America fast approaching crossroads on fossil fuel use

Amy Doughty, Journal op-ed conttributor

We are in a crisis. Our reliance on oil is harming the health and security of people around the world. Putin’s aggression in Ukraine is enabled by Russia’s oil and natural gas supplies.

At the same time, prices in America have risen at the pump and to heat our homes. Limiting oil and gas supplies is expected to drive up prices further, adding financial strain when people are struggling with inflation. There is high pressure on Congress to double down on fossil fuel investments, a move that would only increase our dependence on fossil fuels.

The American Petroleum Institute has renewed calls for American energy independence through increased domestic oil and gas production. But this is a false solution.

The U.S. is already a net exporter of energy, yet our energy prices are still affected by the actions of other major players like Russia and Saudi Arabia. The “solution” of additional fossil fuels would merely be a swap, addressing one major problem while exacerbating others: climate change and price volatility.

Instead, it’s time to rapidly move to power America with abundant clean energy. Our domestic energy prices would then be stable and affordable, freeing us from the volatility of fossil fuel prices. And of course, clean energy would not dump tons of heat-trapping gases into the atmosphere, continuing to destabilize our planet.

he clean energy transition would bring more geopolitical, economic, and climatic stability, keeping us safer and more secure. Spurred by Russia’s attack, the E.U. is already enacting effective, fast-acting policies in this direction. It’s time for the U.S. to do the same.

The budget reconciliation bill passed by the House of Representatives in 2021 includes tax credits and other legislation to bring in affordable clean energy. The Senate has the opportunity to pass its own version of this bill: to include all the climate provisions in the House bill and add an economy-wide price on carbon. Majority Leader Chuck Schumer asked the Finance Committee to craft carbon pricing legislation last fall. Finance Committee Chairman Ron Wyden said, “I’ve had a carbon pricing bill on my desk for the last three years just waiting for the time.” Republican Senator Mitt Romney — who, it’s worth noting, identified Russia as a threat in 2012 — said in January, “If you’re serious about climate, put a price on carbon.”

A well-designed price on carbon would speed the transition to cleaner energy options throughout the entire economy, from the biggest industries down to individual consumer choices. Second, revenue from carbon pricing can be allocated to Americans as a regular dividend or “carbon cashback,” protecting Americans from higher costs and inflation. Third, a border carbon adjustment can impose international pressure to break the grip of oil states like Russia. The E.U. is already planning to implement a tariff like this, and Republicans in Congress are expressing support for a similar idea.

In the most recent report issued from UN’s Intergovernmental Panel on Climate Change (IPCC), “The Numbers Behind the Science,” the scientists who wrote the report stated the following:

“To avoid mounting loss of life, biodiversity and infrastructure, ambitious, accelerated action is required to adapt to climate change, at the same time as making rapid, deep cuts in greenhouse gas emissions. So far, progress on adaptation is uneven and there are increasing gaps between action taken and what is needed to deal with the increasing risks”

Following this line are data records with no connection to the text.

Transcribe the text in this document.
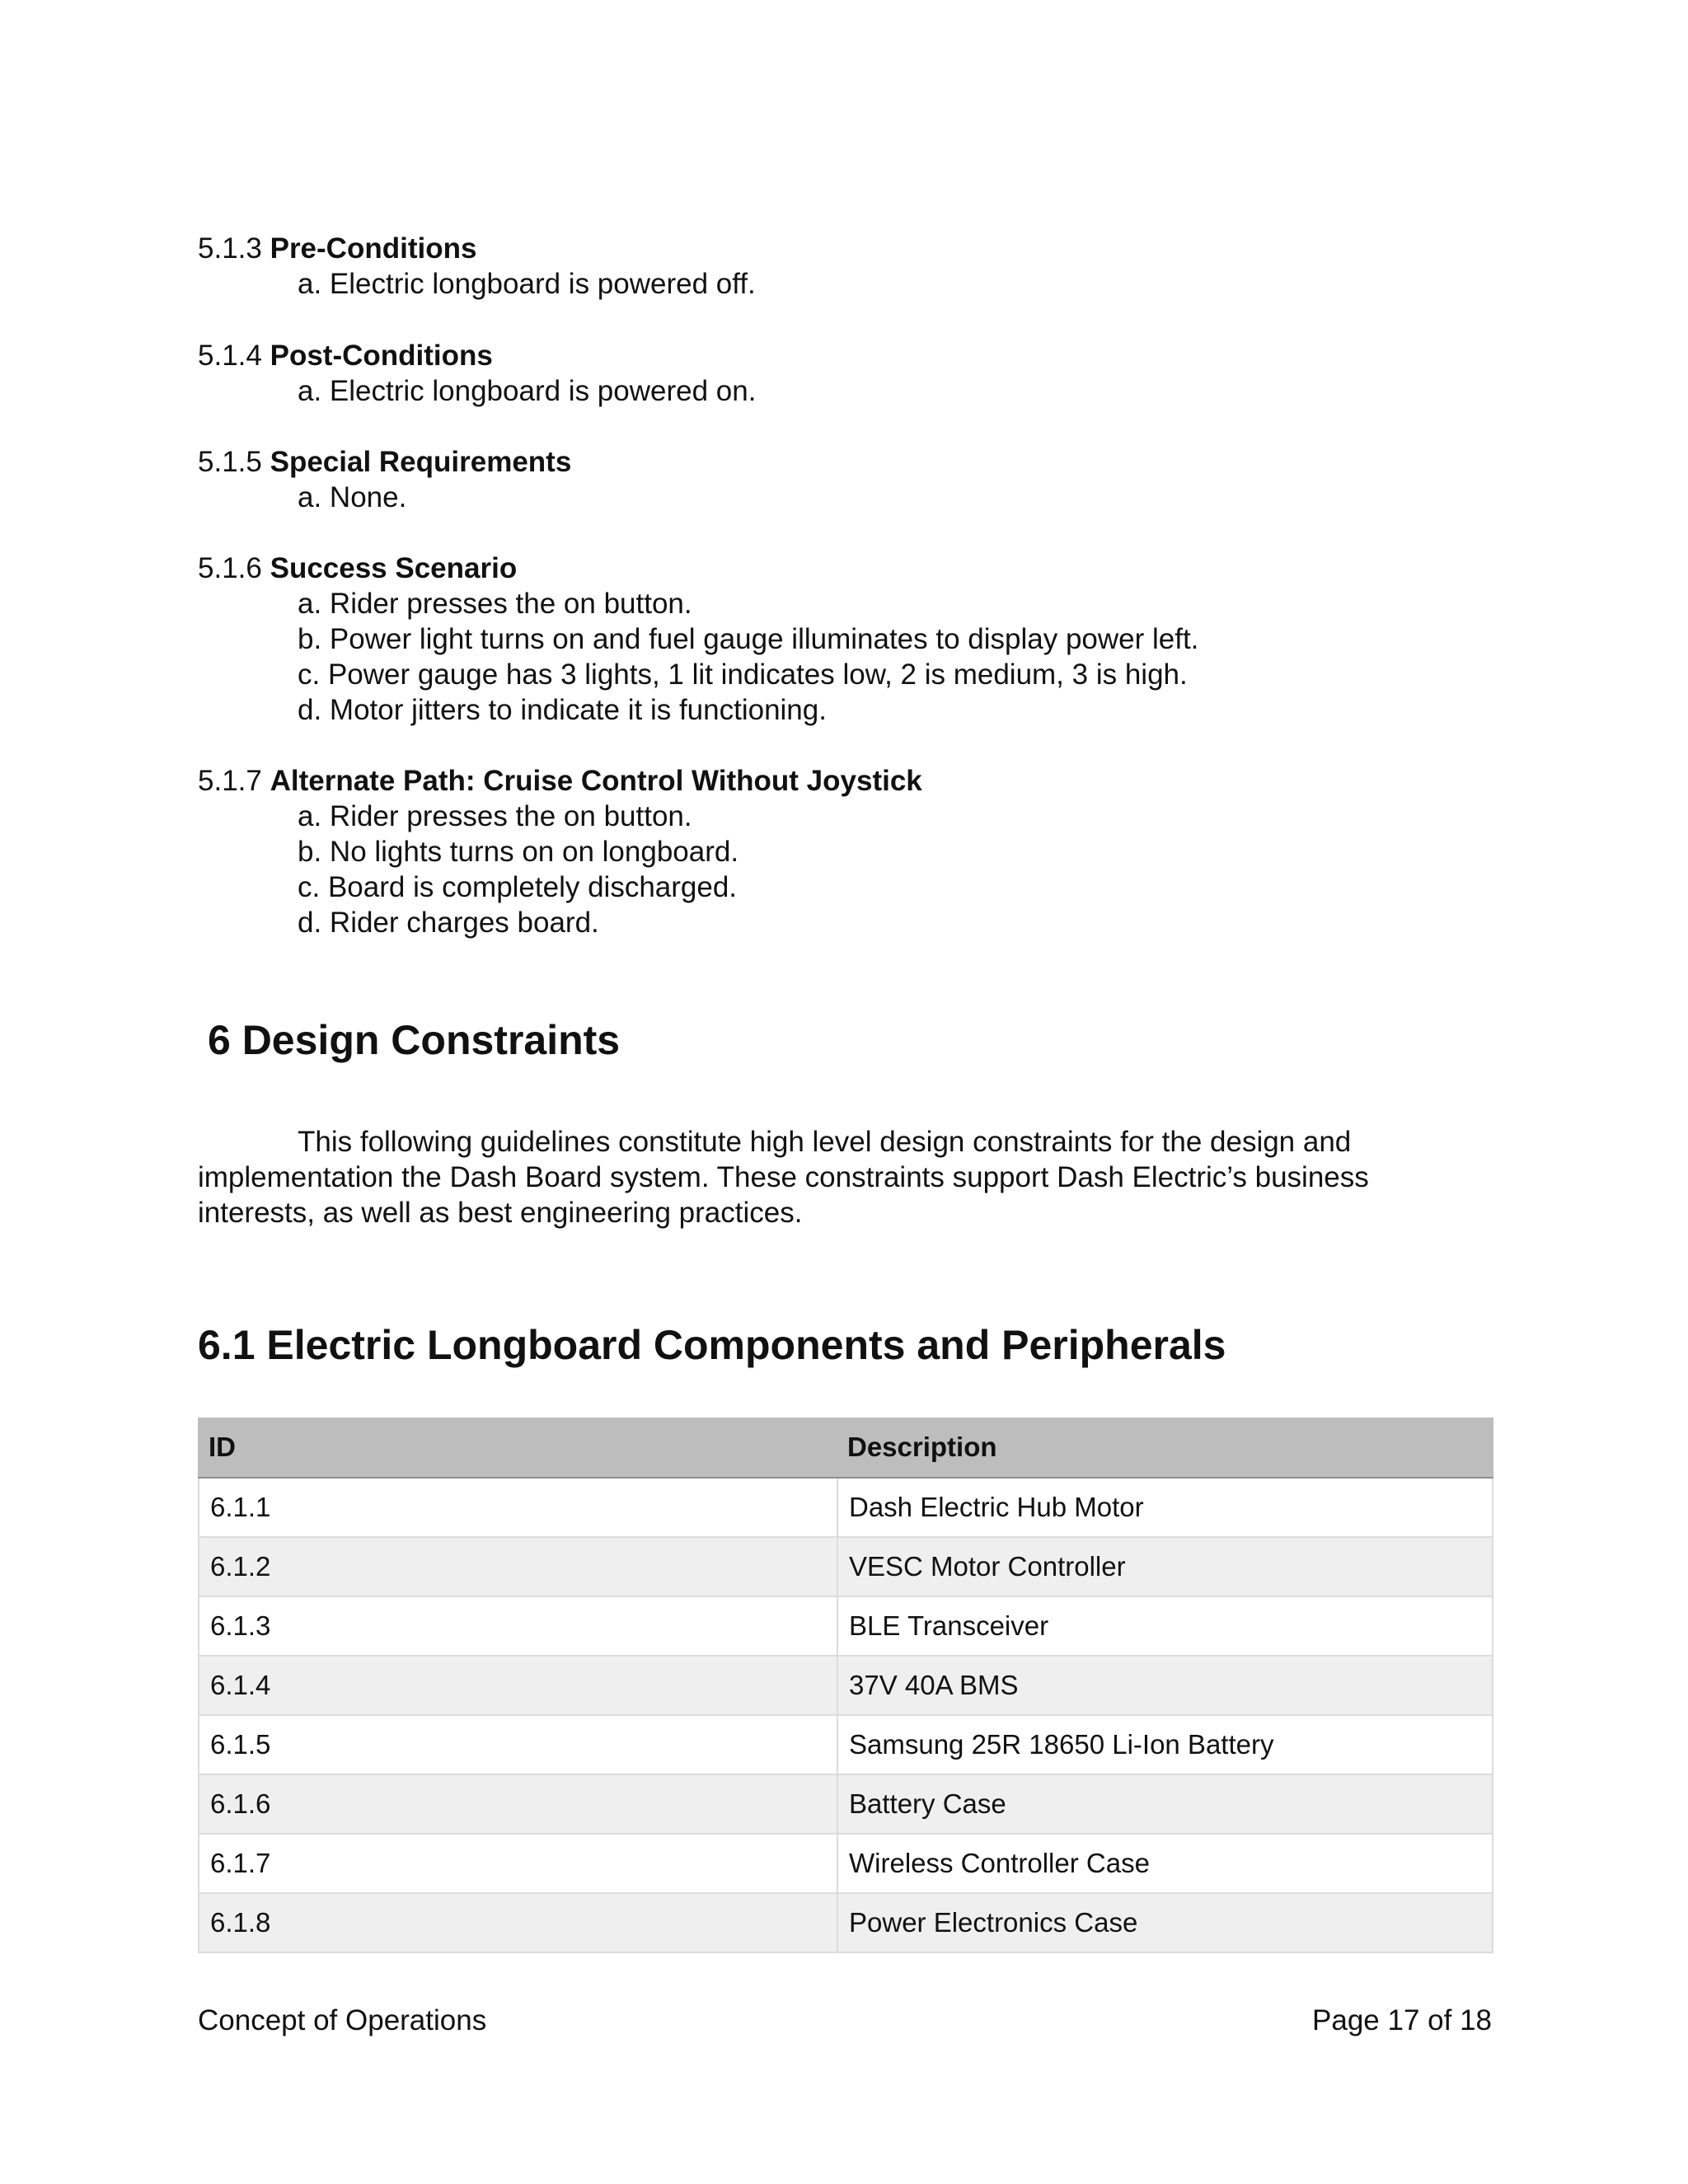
5.1.3 Pre-Conditions
a. Electric longboard is powered off.
5.1.4 Post-Conditions
a. Electric longboard is powered on.
5.1.5 Special Requirements
a. None.
5.1.6 Success Scenario
a. Rider presses the on button.
b. Power light turns on and fuel gauge illuminates to display power left.
c. Power gauge has 3 lights, 1 lit indicates low, 2 is medium, 3 is high.
d. Motor jitters to indicate it is functioning.
5.1.7 Alternate Path: Cruise Control Without Joystick
a. Rider presses the on button.
b. No lights turns on on longboard.
c. Board is completely discharged.
d. Rider charges board.
6 Design Constraints
This following guidelines constitute high level design constraints for the design and
implementation the Dash Board system. These constraints support Dash Electric’s business
interests, as well as best engineering practices.
6.1 Electric Longboard Components and Peripherals
ID	Description
6.1.1	Dash Electric Hub Motor
6.1.2	VESC Motor Controller
6.1.3	BLE Transceiver
6.1.4	37V 40A BMS
6.1.5	Samsung 25R 18650 Li-Ion Battery
6.1.6	Battery Case
6.1.7	Wireless Controller Case
6.1.8	Power Electronics Case
Concept of Operations	Page 17 of 18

The report did not have the bold/italicized above; the emphasis here highlights where and how we need to “connect the dots.” Striking, as well: this report was announced 4 days after Russians invaded Ukraine.

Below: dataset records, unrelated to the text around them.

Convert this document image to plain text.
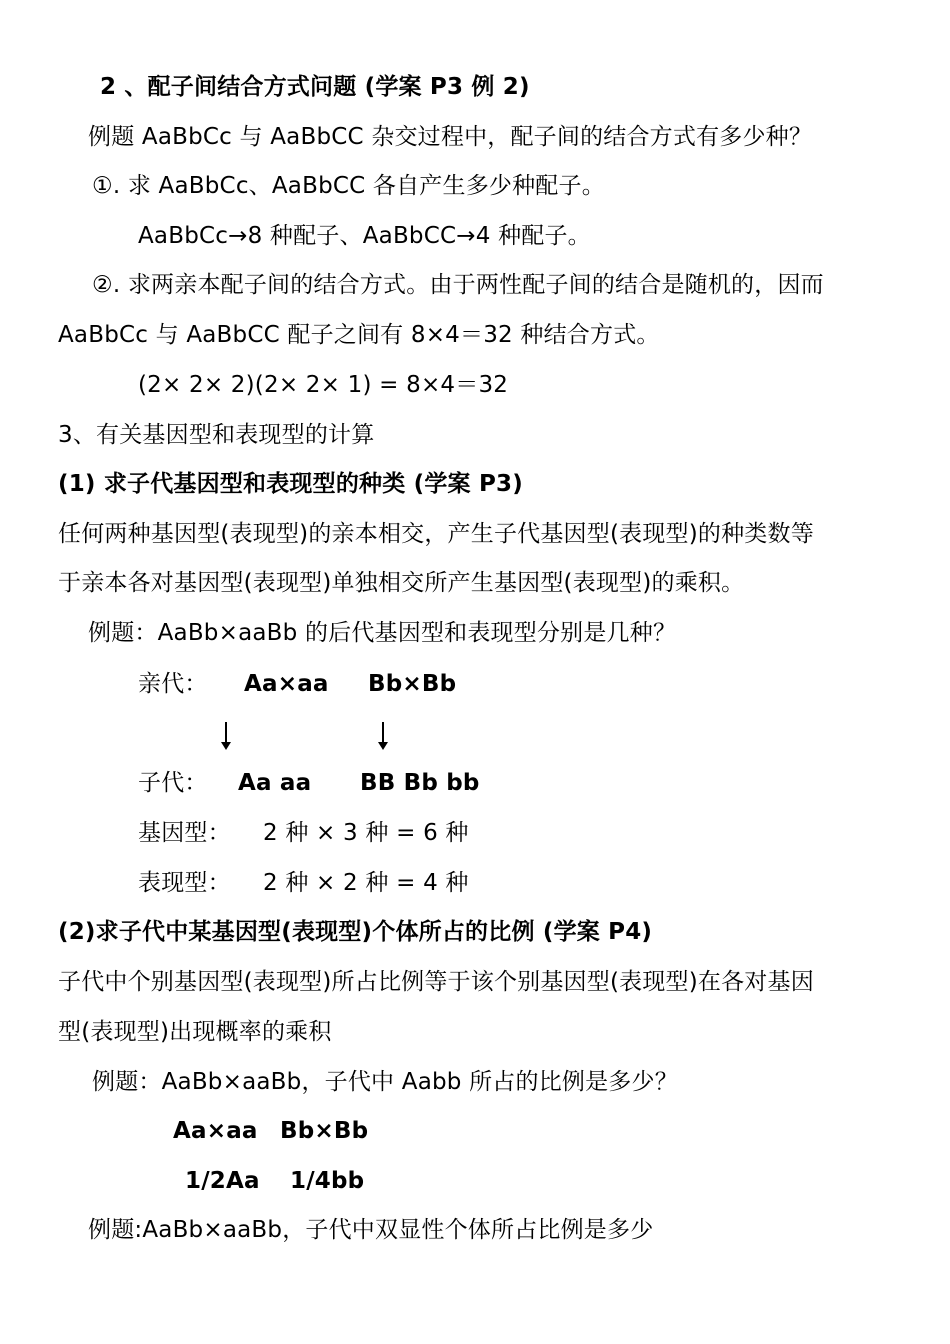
2 、配子间结合方式问题 (学案 P3 例 2)
例题 AaBbCc 与 AaBbCC 杂交过程中，配子间的结合方式有多少种？
①. 求 AaBbCc、AaBbCC 各自产生多少种配子。
AaBbCc→8 种配子、AaBbCC→4 种配子。
②. 求两亲本配子间的结合方式。由于两性配子间的结合是随机的，因而
AaBbCc 与 AaBbCC 配子之间有 8×4＝32 种结合方式。
(2× 2× 2)(2× 2× 1) = 8×4＝32
3、有关基因型和表现型的计算
(1) 求子代基因型和表现型的种类 (学案 P3)
任何两种基因型(表现型)的亲本相交，产生子代基因型(表现型)的种类数等
于亲本各对基因型(表现型)单独相交所产生基因型(表现型)的乘积。
例题：AaBb×aaBb 的后代基因型和表现型分别是几种？
亲代： Aa×aa Bb×Bb
子代： Aa aa BB Bb bb
基因型： 2 种 × 3 种 = 6 种
表现型： 2 种 × 2 种 = 4 种
(2)求子代中某基因型(表现型)个体所占的比例 (学案 P4)
子代中个别基因型(表现型)所占比例等于该个别基因型(表现型)在各对基因
型(表现型)出现概率的乘积
例题：AaBb×aaBb，子代中 Aabb 所占的比例是多少？
Aa×aa Bb×Bb
1/2Aa 1/4bb
例题:AaBb×aaBb，子代中双显性个体所占比例是多少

Citizens Climate Lobby’s ‘Stand with Ukraine” campaign pushes for clean energy as a way to achieve real energy independence and reduce the power of autocrats and dictators like Putin. One of the most important things Americans can do right now is use our collective voices, commit to clean energy, and let our elected officials know we stand with Ukraine and we stand with clean energy.

Email President Biden, our senators, Stabenow and Peters and Representative Bergman at: Stand with Ukraine: support clean energy.

We need a renewed commitment. We can’t wait any longer for the transition from fossil fuels, and we have broad agreement on the policy to get us there. Our climate, our energy prices, and the stability of our world are at stake. We need to make smart choices, together.

Editor’s note: Madeline Para is the executive director of Citizens Climate Lobby. Amy Doughty is a volunteer with the local Marquette chapter of Citizens Climate Lobby and a resident of Marquette County.